En 2017, l’annonce d’un « Pacte girondin » au profit des collectivités territoriales s’intégrait aisément dans la rhétorique entrepreneuriale mise en avant par le candidat Macron. Réceptifs à cette annonce, la majeure partie des élus locaux approuvèrent ce message, pris en tenaille par les exigences croissantes des citoyens en matière de services publics locaux et l’augmentation des contraintes normatives et financières.

 

Une fois élu président de la République, Emmanuel Macron a institué le « droit à la différenciation » en moteur de sa vision de la décentralisation.

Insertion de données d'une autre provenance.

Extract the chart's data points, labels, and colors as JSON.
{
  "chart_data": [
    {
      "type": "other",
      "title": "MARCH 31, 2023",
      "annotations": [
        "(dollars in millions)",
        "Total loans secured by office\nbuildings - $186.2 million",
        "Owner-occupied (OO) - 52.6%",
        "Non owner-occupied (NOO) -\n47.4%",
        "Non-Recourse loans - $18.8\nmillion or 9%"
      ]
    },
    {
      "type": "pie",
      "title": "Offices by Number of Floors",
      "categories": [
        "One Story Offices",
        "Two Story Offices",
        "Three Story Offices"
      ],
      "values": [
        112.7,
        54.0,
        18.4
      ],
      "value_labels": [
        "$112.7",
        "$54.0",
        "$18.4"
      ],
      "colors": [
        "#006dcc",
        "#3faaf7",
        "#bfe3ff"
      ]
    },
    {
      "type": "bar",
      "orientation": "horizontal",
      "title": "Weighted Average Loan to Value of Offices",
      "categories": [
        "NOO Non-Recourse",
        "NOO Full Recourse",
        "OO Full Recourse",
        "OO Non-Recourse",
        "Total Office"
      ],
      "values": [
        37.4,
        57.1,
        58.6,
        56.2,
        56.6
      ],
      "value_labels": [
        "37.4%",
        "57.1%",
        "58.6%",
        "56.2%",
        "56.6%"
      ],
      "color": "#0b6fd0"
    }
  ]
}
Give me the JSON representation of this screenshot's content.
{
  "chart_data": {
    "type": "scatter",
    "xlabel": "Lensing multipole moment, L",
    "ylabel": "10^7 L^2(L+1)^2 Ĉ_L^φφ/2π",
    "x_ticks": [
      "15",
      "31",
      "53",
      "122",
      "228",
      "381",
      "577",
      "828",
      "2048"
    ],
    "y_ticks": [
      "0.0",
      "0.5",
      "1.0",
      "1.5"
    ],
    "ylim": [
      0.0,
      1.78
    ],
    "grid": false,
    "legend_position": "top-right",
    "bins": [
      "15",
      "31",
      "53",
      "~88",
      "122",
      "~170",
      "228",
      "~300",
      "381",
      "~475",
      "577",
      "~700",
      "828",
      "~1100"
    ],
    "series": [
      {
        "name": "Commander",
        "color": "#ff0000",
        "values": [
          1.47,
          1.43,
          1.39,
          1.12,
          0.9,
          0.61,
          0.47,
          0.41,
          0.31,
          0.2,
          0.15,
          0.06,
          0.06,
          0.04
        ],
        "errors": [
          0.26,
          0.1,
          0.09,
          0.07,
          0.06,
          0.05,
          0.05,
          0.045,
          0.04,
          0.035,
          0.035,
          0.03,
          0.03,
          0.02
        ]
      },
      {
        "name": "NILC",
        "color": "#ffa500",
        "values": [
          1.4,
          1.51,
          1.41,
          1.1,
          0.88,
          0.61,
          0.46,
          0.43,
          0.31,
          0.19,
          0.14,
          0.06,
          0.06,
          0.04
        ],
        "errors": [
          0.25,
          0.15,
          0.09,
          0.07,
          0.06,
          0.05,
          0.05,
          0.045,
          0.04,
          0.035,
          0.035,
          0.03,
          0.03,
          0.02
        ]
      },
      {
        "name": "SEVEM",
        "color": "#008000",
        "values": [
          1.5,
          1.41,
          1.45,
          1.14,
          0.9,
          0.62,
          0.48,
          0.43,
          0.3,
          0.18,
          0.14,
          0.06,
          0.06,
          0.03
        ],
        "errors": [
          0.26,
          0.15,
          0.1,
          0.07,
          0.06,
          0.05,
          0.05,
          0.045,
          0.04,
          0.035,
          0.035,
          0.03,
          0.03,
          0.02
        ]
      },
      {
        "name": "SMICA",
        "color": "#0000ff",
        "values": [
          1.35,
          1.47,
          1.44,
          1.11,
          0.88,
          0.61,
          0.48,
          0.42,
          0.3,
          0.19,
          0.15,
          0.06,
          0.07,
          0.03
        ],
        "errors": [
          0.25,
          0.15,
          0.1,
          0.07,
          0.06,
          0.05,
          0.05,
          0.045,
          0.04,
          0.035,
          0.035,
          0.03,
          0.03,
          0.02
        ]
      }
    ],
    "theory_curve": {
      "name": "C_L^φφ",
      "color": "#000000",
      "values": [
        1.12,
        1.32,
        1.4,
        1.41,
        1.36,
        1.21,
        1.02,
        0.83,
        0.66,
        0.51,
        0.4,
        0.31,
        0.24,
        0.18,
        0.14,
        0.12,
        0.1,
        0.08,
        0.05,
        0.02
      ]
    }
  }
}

Inscrite à l’article 15 du projet de loi constitutionnelle « pour une démocratie plus représentative, responsable et efficace » dont la discussion a été ajournée, l’idée implique d’autoriser les territoires à déroger aux règles nationales au regard de certaines spécificités et à disposer de leur propre mode d’organisation. L’objectif est d’acter la capacité de l’État à octroyer plus d’initiatives à ses territoires, à partir d’une plus grande connaissance de leurs spécificités irréductibles et des aspirations quotidiennes des citoyens, tout en permettant à l’échelon central de mieux assumer ses missions régaliennes.

 

Toutefois, en l’état actuel de sa rédaction, l’article 15 ne répond pas à ce défi et demeure stato-centré. Ainsi, Etienne Westphal et Arnaud Platel proposent-ils des amendements au projet de loi constitutionnelle visant, d’une part, à la reconnaissance d’un véritable principe de subsidiarité traduit en actes et, d’autre part, à la possibilité donnée aux collectivités territoriales d’être à l’initiative d’expérimentations en améliorant le dispositif déjà prévu dans la Constitution.

 

Passer de l’expérimentation à la différenciation, ce n’est pas qu’expérimenter à durée indéterminée, contrairement à ce que propose le gouvernement : c’est confier aux collectivités territoriales l’opportunité d’adapter les normes qui le nécessitent à la réalité de leurs territoires. En cela, l’ouverture incarnée par le droit à la différenciation constitue une condition nécessaire à l’amélioration du dialogue entre l’Etat et les élus locaux et au rapprochement entre l’administration et ses usagers. Elle offre aussi une occasion de regagner la confiance des territoires et de leurs habitants à l’approche des élections municipales et sénatoriales de 2020.